Читать книгу The Mythology of Cherokee, Iroquois, Navajo, Siouan and Zuñi - James Mooney - Страница 219
The Story of the Salmon
ОглавлениеA certain chief who had a very beautiful daughter was unwilling to part with her, but knowing that the time must come when she would marry he arranged a contest for her suitors, in which the feat was to break a pair of elk's antlers hung in the centre of the lodge.
"Whoever shall break these antlers," the old chief declared, "shall have the hand of my daughter."
The quadrupeds came first—the Snail, Squirrel, Otter, Beaver, Wolf, Bear, and Panther; but all their strength and skill would not suffice to break the antlers. Next came the Birds, but their efforts also were unavailing. The only creature left who had not attempted the feat was a feeble thing covered with sores, whom the mischievous Blue Jay derisively summoned to perform the task. After repeated taunts from the tricky bird, the creature rose, shook itself, and became whole and clean and very good to look upon, and the assembled company saw that it was the Salmon. He grasped the elk's antlers and easily broke them in five pieces. Then, claiming his prize, the chief's daughter, he led her away.
Before they had gone very far the people said: "Let us go and take the chief's daughter back," and they set off in pursuit of the pair along the sea-shore.
When Salmon saw what was happening he created a bay between himself and his pursuers. The people at length reached the point of the bay on which Salmon stood, but he made another bay, and when they looked they could see him on the far-off point of that one. So the chase went on, till Salmon grew tired of exercising his magic powers.

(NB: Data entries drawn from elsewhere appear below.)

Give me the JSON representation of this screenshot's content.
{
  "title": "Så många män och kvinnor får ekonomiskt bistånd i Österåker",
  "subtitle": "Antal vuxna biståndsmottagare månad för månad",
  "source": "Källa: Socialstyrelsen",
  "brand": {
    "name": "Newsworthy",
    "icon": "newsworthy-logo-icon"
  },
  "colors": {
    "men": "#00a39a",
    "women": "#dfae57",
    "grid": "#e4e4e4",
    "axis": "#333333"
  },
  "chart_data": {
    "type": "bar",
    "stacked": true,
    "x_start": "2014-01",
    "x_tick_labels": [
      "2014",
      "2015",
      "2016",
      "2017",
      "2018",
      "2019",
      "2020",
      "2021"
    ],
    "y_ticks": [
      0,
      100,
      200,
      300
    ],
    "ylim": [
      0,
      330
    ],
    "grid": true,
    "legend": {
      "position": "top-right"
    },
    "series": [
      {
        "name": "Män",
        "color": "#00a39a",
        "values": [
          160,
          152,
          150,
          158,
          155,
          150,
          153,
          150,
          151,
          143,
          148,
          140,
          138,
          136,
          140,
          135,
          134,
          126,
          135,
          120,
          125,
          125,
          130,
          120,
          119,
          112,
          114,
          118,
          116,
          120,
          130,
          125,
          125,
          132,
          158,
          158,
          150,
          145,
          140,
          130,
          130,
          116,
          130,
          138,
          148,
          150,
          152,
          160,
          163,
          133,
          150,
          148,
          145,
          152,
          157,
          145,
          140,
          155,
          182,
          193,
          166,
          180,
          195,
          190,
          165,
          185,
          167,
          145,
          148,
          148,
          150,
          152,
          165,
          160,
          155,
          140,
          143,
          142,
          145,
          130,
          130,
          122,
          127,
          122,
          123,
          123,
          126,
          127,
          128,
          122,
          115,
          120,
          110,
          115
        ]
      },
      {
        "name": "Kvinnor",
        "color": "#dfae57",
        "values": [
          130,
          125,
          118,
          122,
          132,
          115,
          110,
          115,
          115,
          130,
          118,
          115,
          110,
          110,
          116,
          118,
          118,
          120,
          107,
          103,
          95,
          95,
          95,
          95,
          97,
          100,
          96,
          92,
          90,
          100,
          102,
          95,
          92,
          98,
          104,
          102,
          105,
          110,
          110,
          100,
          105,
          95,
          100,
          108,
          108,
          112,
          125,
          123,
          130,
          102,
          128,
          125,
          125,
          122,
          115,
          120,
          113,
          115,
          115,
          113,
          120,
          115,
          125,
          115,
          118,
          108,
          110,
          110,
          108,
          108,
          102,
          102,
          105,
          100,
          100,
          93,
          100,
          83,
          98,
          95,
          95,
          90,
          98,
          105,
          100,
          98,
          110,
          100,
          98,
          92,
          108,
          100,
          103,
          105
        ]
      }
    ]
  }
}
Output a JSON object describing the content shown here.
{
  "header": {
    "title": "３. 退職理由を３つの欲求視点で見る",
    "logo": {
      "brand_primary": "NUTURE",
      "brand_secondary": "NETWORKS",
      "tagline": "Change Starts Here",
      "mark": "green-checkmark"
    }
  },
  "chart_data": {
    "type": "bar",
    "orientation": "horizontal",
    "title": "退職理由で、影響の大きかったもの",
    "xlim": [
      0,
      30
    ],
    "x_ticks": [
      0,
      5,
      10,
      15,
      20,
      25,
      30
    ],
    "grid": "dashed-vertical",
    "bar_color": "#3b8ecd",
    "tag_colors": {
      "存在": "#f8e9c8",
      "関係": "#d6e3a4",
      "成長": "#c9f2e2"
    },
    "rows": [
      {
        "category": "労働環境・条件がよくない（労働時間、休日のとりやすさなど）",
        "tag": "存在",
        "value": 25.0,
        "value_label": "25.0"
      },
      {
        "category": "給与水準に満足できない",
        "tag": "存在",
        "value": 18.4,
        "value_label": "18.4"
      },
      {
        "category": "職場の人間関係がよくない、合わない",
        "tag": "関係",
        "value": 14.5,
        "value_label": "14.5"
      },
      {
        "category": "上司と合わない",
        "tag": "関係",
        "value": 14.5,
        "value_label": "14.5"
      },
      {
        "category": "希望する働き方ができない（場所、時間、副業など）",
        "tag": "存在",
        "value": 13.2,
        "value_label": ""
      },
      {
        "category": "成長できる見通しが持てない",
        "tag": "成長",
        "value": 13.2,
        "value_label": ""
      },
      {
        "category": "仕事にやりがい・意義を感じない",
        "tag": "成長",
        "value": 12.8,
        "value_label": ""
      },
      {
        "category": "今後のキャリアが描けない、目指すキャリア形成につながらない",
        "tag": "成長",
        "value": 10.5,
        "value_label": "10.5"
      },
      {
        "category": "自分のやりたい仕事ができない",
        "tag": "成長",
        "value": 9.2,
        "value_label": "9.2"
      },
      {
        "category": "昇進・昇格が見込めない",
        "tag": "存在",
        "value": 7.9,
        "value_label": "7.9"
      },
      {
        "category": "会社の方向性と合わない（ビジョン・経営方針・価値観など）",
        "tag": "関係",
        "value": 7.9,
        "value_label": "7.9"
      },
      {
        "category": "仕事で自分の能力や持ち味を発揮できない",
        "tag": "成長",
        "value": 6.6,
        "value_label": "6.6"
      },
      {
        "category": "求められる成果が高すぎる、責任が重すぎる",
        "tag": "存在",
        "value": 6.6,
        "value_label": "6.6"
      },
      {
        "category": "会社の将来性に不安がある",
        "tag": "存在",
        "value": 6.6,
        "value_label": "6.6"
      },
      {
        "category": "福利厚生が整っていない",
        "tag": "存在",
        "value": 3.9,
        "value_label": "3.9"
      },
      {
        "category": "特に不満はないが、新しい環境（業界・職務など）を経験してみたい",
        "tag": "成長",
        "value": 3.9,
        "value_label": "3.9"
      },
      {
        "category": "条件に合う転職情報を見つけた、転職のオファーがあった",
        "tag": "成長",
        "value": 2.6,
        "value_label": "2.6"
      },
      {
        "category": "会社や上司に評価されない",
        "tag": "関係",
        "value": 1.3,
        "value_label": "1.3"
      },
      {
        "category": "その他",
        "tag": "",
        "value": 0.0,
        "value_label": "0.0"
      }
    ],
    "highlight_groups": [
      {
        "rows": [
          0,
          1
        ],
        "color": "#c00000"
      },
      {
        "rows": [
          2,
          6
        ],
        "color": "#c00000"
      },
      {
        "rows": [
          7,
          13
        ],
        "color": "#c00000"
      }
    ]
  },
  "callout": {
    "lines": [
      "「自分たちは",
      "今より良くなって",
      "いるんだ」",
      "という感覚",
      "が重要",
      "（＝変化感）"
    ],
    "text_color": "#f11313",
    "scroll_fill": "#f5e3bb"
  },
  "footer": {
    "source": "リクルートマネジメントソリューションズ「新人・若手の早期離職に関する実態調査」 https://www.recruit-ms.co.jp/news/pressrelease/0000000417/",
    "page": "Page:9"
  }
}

Coyote and Badger, who were in advance of the others, decided to shoot at Salmon. The arrow hit him in the neck and killed him instantly. When the rest of the band came up they gave the chief's daughter to the Wolves, and she became the wife of one of them.
In due time the people returned to their village, and the Crow, who was Salmon's aunt, learnt of his death. She hastened away to the spot where he had been killed, to seek for his remains, but all she could find was one salmon's egg, which she hid in a hole in the river-bank. Next day she found that the egg was much larger, on the third day it was a small trout, and so it grew till it became a full-grown salmon, and at length a handsome youth.